/reinforcement-learning-for-self-driving

Implementation of autonomous driving model in a simulated environment using Deep Q-Learning algorithm.

Primary LanguagePython

Deep Reinforcement Learning Implementation for a Simple Self-Driving Car Simulation

This project focuses on the development of a self-driving car simulation system utilizing Deep Q-Learning to train a robotic vehicle for autonomous navigation. A dedicated monitor system was implemented to function as an external observer, equipped with multiple cameras to track an ArUco marker placed on top of the vehicle. This system is used to evaluate the vehicle's trajectory by providing feedback, which is then used to calculate rewards for the Deep Q-Learning algorithm.

simulation

The project utilized CoppeliaSim for simulation, with Python as the programming language, employing PyTorch for model training and OpenCV for computer vision tasks, including ArUco marker tracking.

How it Works

This project implements a Deep Q-Learning algorithm to train an autonomous vehicle within a simulated environment. The agent learns to control the vehicle's steering to keep the vehicle on track while maintaining a constant speed.

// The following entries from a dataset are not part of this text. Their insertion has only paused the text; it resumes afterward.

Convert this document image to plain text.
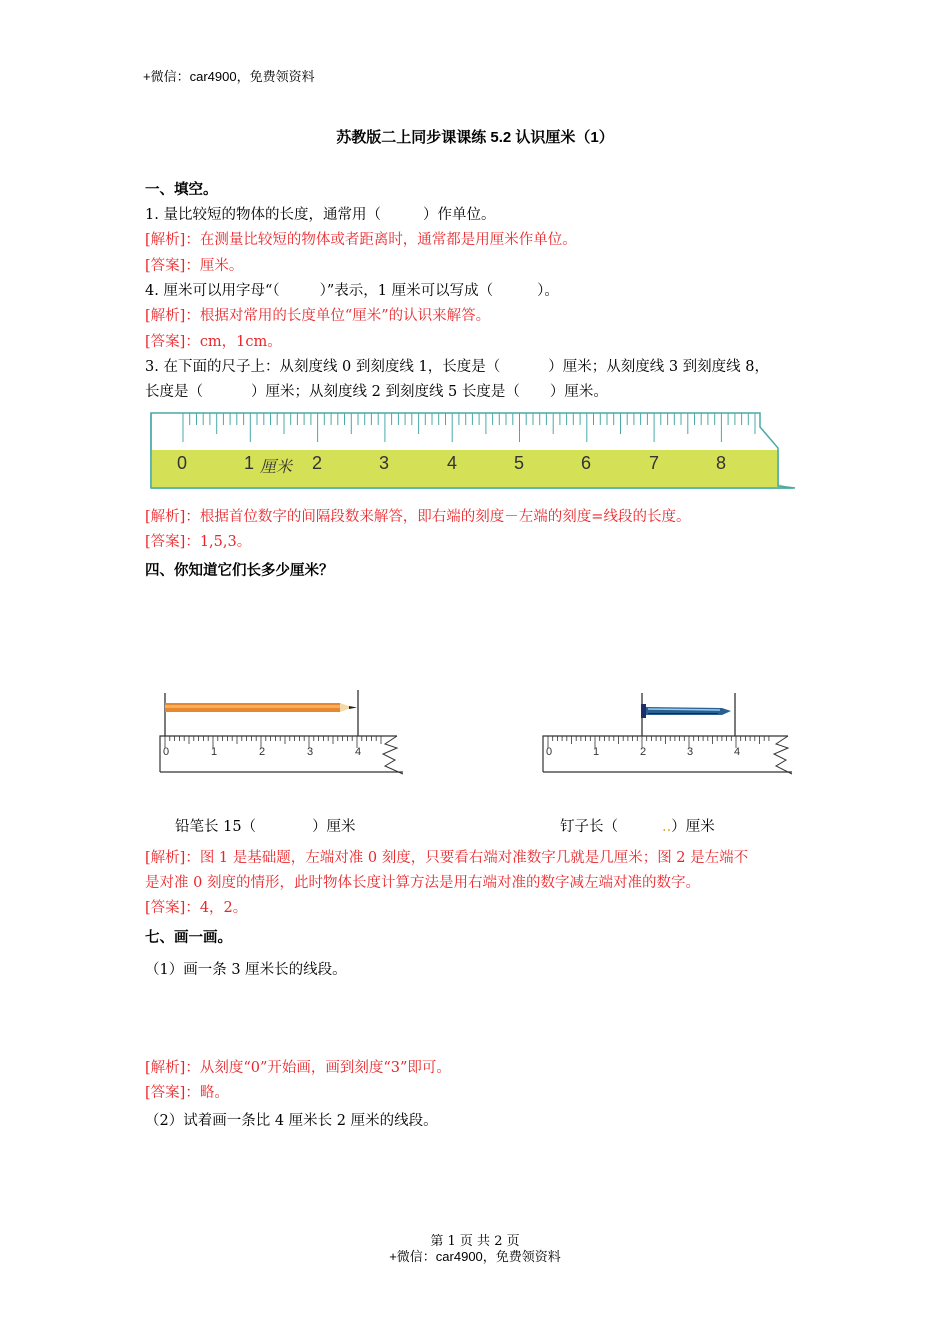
+微信：car4900，免费领资料
苏教版二上同步课课练 5.2 认识厘米（1）
一、填空。
1. 量比较短的物体的长度，通常用（	）作单位。
[解析]：在测量比较短的物体或者距离时，通常都是用厘米作单位。
[答案]：厘米。
4. 厘米可以用字母“（	）”表示，1 厘米可以写成（	）。
[解析]：根据对常用的长度单位“厘米”的认识来解答。
[答案]：cm，1cm。
3. 在下面的尺子上：从刻度线 0 到刻度线 1，长度是（	）厘米；从刻度线 3 到刻度线 8，
长度是（	）厘米；从刻度线 2 到刻度线 5 长度是（ ）厘米。
0	1 厘米 2	3	4	5	6	7	8
[解析]：根据首位数字的间隔段数来解答，即右端的刻度－左端的刻度=线段的长度。
[答案]：1,5,3。
四、你知道它们长多少厘米？
0	1	2	3	4	0	1	2	3	4
铅笔长 15（	）厘米	钉子长（	..）厘米
[解析]：图 1 是基础题，左端对准 0 刻度，只要看右端对准数字几就是几厘米；图 2 是左端不
是对准 0 刻度的情形，此时物体长度计算方法是用右端对准的数字减左端对准的数字。
[答案]：4，2。
七、画一画。
（1）画一条 3 厘米长的线段。
[解析]：从刻度“0”开始画，画到刻度“3”即可。
[答案]：略。
（2）试着画一条比 4 厘米长 2 厘米的线段。
第 1 页 共 2 页
+微信：car4900，免费领资料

To simplify this learning process, a monitoring system observes the vehicle's movements and feeds this data back to the agent as rewards. Specifically, it uses computer vision to track the vehicle's position and orientation, comparing it to the center of the track. An ArUco marker on the vehicle assists in this process. Consequently, the system calculates distance and angle errors relative to the track, providing real-time reward feedback on the vehicle's trajectory.

monitor system

In response to the feedback, the agent selects actions based on the current state, using a policy derived from a Convolutional Neural Network (the Q-network). To balance exploration and exploitation, the agent employs an Epsilon Greedy strategy, where it sometimes selects random actions (exploration) and at other times follows the policy's recommendations (exploitation).

Furthermore, to improve learning, the agent stores past experiences (state, action, reward, next state) in a replay memory and samples them randomly during training. This approach enhances the agent's ability to learn from a diverse set of situations, as it helps break correlations between experiences.

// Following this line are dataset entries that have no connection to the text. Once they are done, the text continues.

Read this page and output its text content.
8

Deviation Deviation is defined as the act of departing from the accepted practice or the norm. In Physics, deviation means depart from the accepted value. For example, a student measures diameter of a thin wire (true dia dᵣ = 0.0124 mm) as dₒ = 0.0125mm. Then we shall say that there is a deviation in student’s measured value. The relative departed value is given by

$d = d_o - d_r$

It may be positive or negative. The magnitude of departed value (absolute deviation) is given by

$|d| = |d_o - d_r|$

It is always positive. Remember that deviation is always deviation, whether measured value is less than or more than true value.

Additionally, the agent's policy network is updated to maximize future rewards. To stabilize training, a target network is maintained, which is updated less frequently. This dual-network approach prevents the training from becoming unstable due to rapidly changing targets.

In conclusion, the neural network, applied with Reinforcement Learning, processes images from the car's front camera to determine the appropriate steering angle (left, neutral, or right) and adjusts the vehicle's steering accordingly, ensuring it stays on track.

deep-q-learning

Usage

Requirements

  • Python 3.7+
  • PyTorch
  • OpenCV
  • CoppeliaSim (for the simulation environment)
  • TensorBoard (for logging and visualization)

Installation

Clone the repository:

git clone https://github.com/lucasmazz/reinforcement-learning-for-self-driving
cd reinforcement-learning-for-self-driving

Install the required Python packages:

pip install -r requirements.txt

Make sure CoppeliaSim is installed and properly configured on your system.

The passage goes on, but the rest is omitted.